The one for an all-weather fighter is particularly interesting. The various book quote different dates but probably, as you said, there was a pre-solicitation on March 23 and an RFP on August 28. I failed to trace any deisgnations or code for the requirement.
As you said, Northrop submitted four configuration of its Model N-24 (A, B, C and D) and the other contestants were Bell, Condolidated Vultee, Curtiss-Wright, Douglas and Goodyear, for a total of nine designs from six manifacturers.
Bell proposal, diversely from what I thought, was'nt the Venus (a project very close to the P-87), but a kind of contraption (no picture found) with two General Electric TG-100 turboprops and two Westinghouse 24C turbojets.
Consolidated Vultee submitted a derivative of Model 112 (aka XA-44/XB-53) with forward swept wing.
Curtiss-Wright proposal was the CW-29A (there is a little typo on your post as the aircraft became the F-87 or, better, the XP-87 as the F for Fighter mission symbol arrived later).
There was also a Douglas design from Santa Monica Division. It was the Model 1011, based on XA-42/XB-42, and not as often referred (also by myself) an iteration of the XF3D1 Skyknight.
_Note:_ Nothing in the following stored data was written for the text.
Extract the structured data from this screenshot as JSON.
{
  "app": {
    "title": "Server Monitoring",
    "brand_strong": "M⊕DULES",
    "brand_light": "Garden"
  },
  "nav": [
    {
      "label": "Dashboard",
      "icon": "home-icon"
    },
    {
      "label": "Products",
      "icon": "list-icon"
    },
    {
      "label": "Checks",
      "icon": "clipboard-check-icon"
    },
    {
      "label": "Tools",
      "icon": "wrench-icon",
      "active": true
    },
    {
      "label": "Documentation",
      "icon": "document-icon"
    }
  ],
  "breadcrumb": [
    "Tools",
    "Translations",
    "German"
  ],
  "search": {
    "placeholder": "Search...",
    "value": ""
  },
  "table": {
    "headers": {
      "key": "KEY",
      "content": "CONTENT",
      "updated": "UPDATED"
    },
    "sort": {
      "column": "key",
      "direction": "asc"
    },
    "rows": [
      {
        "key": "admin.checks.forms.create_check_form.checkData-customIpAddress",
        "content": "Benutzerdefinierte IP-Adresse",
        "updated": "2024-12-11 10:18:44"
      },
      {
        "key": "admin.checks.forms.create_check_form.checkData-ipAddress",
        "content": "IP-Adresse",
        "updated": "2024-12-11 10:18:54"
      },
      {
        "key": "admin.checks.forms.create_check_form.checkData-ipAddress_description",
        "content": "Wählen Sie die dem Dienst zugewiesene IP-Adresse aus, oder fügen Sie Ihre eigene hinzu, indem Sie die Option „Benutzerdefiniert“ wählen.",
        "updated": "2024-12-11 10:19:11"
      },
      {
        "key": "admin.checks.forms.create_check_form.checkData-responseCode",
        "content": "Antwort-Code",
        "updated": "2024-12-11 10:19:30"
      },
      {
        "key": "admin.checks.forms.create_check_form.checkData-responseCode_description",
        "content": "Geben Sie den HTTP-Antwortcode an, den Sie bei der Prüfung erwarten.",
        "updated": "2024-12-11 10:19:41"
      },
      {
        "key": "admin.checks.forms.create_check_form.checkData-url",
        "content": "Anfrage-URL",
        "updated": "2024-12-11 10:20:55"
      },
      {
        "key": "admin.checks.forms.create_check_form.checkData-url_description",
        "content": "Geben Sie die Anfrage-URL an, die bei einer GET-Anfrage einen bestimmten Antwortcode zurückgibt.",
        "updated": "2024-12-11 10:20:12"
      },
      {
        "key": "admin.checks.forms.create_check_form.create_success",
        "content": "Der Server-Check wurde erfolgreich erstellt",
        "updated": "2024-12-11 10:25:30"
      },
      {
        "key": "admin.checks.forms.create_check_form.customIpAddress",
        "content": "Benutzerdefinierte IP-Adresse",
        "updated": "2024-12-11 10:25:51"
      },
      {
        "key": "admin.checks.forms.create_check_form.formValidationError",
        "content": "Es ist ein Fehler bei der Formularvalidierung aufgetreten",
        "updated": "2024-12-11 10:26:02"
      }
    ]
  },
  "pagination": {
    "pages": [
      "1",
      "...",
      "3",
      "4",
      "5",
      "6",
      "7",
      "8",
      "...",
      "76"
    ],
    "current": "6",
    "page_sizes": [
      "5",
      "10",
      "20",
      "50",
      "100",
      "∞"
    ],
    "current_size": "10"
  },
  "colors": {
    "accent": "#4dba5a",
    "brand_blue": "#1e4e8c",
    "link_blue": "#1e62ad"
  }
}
Goodyear project is not known and not seen but it could be related to the shipborne night fighter GA-13/GA-13A or the GA-16 penetration fighter.
Will be a great pleasure if our experts can found some artist's impressions or drawings of the various never-seen projects.
The rest of the story is wellknown: selected projects were XP-87 and XP-89, pitted again other aircraft like the Skyknight and the Northrop one won.